7世紀(推定)。国宝。 金箔押し一木造。 像高179.9cm. 宝冠は金銅透彫り。青い半貴石をちりばめる。手に持つ宝珠の上の 炎は金銅板。

光背とその拓本

Fig.3 ここでは、光背の模様だけを議論する。 光背は 一木のブロックで 高123cm。 良い写真でも模様の線がはっきりでないので、看過されやすい。 金箔が部分的に剥落しているので、さらに、線を把握しにくく なっている。この古い拓本がもっともよく模様の美しさ線の厳しさを表している。 この図版はA3程度に縮小された精密な コロタイプ複製 . から採った。 この拓本は珍しい。1つしかないかもしれない。 古代の金箔押しの木の上で拓本をとるのは、剥落・破壊の危険があるからだ。 おまけにこの光背は頭部に短い棒で直接ついているので、いったん 分解しないと拓本をとることはできない。 普通ではまず不可能である。権力のある政府の調査員・官僚・高位の学者、 または法隆寺の要職の人が行ったのだろうか。 資料 では天沼博士蔵となっている。

模様

光背の模様は浮彫りである。細い浮彫線によって5つの部分に区切られている。 中心からあげると
  1. 蓮華
  2. 龍 唐草
  3. 連珠紋
  4. パルメット
  5. 火炎紋  と 塔

六龍回日

Fig.4 Fig.5 中心は蓮華である。これは日本・中国・朝鮮の古代光背にはよくある ものである。しかし、ガンダーラ彫刻ではまだみていない、 中国起源の太陽・光明のシンボルの ような気もする。 林巳奈夫 はこのシンボルは歴史以前新石器時代に遡るとしている。
その外側は特異である。 6龍が絡まった図を模様化したもので、ケルトのデザインすら連想する。 これは、紀元前4世紀ぐらいからの、とても古い龍模様を伝承するものだろう。 たとえば図版は紀元前3世紀の青銅鏡裏の模様で4龍がリンクしている。 いうまでもなく、 古代のデザインより、光背はずっと流動的である。
この6龍は、李白の楽府「蜀道難」の「六龍回日」の句を思わせる。 この句は太陽神 「羲和」が6龍のひく車に乗るというアポロンのような 神話をふまえたものである。 袁[王可] によると、准南子の逸文にこの神話があるそうだから、前漢以前からある 神話である。

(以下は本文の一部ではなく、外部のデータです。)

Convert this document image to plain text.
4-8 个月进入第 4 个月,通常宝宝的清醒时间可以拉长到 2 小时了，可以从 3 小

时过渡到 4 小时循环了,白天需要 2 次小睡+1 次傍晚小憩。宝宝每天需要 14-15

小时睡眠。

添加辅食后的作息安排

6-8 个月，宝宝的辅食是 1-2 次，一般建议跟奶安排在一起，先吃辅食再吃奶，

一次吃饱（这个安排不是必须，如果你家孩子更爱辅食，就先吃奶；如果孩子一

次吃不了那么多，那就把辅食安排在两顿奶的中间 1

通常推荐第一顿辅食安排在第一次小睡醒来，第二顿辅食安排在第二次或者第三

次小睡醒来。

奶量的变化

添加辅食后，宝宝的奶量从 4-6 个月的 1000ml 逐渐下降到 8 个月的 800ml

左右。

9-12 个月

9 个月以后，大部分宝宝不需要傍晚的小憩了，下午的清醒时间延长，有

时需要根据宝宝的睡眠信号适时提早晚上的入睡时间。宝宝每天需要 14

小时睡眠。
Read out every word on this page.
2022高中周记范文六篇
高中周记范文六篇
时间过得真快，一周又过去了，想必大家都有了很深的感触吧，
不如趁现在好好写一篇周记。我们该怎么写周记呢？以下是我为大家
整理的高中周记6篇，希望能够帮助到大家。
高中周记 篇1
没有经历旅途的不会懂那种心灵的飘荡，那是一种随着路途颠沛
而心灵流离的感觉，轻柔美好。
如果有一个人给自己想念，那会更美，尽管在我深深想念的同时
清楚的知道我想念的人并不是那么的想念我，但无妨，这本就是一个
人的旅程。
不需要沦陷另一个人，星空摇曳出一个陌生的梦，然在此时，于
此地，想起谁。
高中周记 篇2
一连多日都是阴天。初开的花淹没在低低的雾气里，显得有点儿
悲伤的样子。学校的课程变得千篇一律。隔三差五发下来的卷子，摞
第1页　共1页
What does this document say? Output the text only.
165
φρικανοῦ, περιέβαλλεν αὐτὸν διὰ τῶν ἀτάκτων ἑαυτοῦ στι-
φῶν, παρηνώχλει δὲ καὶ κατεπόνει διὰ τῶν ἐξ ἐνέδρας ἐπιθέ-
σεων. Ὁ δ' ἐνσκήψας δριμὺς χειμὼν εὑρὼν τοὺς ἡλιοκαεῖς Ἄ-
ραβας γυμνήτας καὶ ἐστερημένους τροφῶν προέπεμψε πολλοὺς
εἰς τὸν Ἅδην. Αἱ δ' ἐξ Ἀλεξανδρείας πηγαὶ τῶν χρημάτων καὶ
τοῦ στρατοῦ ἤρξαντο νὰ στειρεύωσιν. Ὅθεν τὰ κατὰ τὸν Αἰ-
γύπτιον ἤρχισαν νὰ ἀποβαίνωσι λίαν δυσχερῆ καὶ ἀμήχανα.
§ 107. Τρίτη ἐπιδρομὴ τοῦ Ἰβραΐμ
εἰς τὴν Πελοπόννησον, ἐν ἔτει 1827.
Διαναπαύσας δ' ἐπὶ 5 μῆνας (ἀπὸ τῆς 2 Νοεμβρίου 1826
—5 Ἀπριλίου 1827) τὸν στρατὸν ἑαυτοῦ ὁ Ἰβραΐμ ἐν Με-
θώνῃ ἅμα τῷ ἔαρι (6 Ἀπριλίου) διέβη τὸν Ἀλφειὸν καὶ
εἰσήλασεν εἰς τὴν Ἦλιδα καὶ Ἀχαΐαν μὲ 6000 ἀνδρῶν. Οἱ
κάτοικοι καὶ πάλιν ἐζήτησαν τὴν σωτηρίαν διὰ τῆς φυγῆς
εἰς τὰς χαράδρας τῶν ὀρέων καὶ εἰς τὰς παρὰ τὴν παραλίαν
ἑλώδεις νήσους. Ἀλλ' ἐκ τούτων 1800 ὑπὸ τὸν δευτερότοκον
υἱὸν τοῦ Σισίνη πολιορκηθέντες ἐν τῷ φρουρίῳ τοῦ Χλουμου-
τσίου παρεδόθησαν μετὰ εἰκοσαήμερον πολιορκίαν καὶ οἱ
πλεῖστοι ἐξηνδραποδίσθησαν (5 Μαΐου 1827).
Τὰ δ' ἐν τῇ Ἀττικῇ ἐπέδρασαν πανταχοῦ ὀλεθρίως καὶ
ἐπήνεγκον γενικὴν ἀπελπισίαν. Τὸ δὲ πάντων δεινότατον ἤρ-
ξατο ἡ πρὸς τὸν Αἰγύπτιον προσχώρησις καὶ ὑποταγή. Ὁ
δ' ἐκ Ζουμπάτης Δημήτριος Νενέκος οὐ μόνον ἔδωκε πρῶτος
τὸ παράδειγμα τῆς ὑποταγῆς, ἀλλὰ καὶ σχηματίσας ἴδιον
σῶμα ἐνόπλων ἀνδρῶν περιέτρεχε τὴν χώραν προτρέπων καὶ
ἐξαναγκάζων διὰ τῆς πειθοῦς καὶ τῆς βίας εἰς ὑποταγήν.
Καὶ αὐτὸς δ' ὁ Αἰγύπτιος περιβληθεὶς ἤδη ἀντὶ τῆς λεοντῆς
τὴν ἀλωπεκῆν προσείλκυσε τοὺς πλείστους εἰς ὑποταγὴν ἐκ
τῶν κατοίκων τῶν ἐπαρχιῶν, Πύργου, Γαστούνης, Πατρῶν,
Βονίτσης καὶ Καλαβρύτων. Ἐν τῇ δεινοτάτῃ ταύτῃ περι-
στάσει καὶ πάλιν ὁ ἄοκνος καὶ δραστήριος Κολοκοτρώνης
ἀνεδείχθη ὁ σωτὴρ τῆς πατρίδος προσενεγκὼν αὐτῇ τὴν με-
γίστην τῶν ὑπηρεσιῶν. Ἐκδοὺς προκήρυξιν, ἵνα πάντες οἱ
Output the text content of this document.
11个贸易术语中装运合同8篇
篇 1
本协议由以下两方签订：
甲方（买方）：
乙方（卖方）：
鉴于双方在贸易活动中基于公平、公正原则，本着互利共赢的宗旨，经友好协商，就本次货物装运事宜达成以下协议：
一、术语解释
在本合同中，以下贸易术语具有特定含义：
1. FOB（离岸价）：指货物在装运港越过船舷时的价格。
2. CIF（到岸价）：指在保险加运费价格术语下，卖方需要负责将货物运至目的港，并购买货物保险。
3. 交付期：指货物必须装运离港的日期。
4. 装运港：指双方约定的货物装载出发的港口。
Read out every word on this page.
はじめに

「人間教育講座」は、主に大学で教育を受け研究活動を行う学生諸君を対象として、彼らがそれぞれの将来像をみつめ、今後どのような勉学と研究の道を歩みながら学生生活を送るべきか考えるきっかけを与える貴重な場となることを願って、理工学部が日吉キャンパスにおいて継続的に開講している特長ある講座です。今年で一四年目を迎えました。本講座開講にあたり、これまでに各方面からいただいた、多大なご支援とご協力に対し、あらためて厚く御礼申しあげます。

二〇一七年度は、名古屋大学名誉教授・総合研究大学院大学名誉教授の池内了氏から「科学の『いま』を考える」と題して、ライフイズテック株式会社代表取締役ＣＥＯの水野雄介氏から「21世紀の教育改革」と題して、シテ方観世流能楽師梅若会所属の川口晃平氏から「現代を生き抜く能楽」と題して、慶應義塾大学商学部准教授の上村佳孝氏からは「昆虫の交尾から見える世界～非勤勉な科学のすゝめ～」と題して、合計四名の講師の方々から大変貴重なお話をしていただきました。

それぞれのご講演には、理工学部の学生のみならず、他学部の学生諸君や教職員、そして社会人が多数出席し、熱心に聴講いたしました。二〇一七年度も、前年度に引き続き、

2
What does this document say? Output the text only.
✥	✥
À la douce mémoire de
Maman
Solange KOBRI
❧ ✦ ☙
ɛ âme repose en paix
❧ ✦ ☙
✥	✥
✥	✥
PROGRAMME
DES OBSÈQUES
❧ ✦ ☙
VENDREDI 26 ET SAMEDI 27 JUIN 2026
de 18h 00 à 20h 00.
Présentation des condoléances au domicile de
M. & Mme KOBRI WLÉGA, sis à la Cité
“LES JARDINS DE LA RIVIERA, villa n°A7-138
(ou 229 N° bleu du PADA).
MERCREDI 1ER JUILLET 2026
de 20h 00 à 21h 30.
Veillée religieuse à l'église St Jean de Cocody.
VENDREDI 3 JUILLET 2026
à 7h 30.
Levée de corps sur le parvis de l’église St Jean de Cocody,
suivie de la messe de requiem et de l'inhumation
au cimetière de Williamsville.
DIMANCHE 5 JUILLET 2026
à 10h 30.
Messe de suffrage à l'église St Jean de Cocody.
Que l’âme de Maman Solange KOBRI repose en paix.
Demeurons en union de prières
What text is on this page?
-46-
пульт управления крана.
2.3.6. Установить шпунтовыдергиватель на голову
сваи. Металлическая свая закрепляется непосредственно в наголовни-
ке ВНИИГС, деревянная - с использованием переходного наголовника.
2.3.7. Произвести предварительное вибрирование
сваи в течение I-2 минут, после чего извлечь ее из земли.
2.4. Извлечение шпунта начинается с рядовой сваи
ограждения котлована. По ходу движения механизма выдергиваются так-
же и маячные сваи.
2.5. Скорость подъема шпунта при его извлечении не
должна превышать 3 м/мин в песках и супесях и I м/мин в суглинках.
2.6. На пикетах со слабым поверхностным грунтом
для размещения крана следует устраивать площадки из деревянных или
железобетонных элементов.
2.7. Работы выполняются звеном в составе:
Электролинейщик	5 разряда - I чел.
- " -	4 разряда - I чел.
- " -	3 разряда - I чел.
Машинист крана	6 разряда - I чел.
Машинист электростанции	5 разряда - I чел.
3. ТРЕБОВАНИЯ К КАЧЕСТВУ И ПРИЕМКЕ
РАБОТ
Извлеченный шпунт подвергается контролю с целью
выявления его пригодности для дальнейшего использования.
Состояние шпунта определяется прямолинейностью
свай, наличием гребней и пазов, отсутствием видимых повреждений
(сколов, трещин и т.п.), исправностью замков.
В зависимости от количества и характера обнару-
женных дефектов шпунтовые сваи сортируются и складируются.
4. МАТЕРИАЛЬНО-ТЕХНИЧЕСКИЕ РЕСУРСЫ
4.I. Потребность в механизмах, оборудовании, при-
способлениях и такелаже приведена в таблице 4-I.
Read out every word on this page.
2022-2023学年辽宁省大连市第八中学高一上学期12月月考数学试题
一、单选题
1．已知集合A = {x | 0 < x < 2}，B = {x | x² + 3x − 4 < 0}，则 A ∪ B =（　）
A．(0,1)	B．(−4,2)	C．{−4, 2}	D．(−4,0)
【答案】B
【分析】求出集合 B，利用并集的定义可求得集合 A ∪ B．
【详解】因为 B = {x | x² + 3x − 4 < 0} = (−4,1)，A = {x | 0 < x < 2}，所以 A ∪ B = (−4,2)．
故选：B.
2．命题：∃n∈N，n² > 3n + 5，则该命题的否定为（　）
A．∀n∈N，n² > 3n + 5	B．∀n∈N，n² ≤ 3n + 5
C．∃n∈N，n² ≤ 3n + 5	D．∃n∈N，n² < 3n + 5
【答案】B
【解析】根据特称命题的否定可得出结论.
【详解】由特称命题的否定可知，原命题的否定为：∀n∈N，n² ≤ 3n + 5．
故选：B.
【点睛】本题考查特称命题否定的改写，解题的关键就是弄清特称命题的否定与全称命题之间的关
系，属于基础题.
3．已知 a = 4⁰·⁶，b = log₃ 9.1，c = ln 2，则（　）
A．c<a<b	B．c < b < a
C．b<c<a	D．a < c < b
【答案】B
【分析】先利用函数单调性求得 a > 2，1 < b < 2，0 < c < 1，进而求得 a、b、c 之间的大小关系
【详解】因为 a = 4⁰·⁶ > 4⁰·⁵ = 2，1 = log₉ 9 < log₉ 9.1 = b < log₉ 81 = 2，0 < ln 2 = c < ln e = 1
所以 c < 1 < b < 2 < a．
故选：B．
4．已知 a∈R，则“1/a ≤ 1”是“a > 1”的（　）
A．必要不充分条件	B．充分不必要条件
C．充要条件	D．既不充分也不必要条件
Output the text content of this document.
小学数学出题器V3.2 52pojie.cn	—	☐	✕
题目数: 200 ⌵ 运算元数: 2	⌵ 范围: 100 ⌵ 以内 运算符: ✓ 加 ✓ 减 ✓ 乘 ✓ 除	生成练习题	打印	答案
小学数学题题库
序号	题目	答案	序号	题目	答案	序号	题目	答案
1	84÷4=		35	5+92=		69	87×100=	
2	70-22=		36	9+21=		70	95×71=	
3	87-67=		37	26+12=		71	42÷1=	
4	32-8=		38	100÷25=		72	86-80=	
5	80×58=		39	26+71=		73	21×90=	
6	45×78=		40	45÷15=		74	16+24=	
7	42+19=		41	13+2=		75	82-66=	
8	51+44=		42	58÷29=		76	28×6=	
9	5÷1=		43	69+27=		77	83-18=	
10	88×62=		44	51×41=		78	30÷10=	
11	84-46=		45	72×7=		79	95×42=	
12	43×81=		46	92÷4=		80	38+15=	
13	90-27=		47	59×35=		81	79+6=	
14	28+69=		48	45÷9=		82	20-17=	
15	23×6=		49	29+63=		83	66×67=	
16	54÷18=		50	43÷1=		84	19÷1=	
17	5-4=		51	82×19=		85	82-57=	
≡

このような模様は、雲崗石窟・龍門石窟の概論図録にもみつけられなかった。 敦煌壁画、日本の多くの金銅仏光背にもみない。 特異である。

鏡と光背

古代中国の青銅鏡背面の装飾とこの光背のデザインには、共通した要素が あると考えている。線で区分した帯による構成である。 古代の中国の制作者は鏡のデザインを光背にコピー したのではないだろうか?。 光背も鏡も光を反射し、表現するものである。また、東大寺大仏殿では大きな 鏡が2面以上、装厳に使用されていた。また、鏡を埋め込んだ光背もある。 両者の間でデザインの貸し借りがあっても不思議ではない。

パルメット

Fig.6 Fig.7 7-8世紀の日本美術では、パルメット(忍冬唐草)模様は珍しくない。 しかし、このパルメットはもっとも厳格で、優れている。 もともとヘレニズム的な模様ではあるが、直接には朝鮮から の輸入だろう。なぜなら、右の 高句麗の古墳壁画の例が 中国の石窟の装飾模様例より、この光背に似ているからである。 これは平壌近郊 内里1号墓 の内部装飾である。6-7世紀と 推定されている。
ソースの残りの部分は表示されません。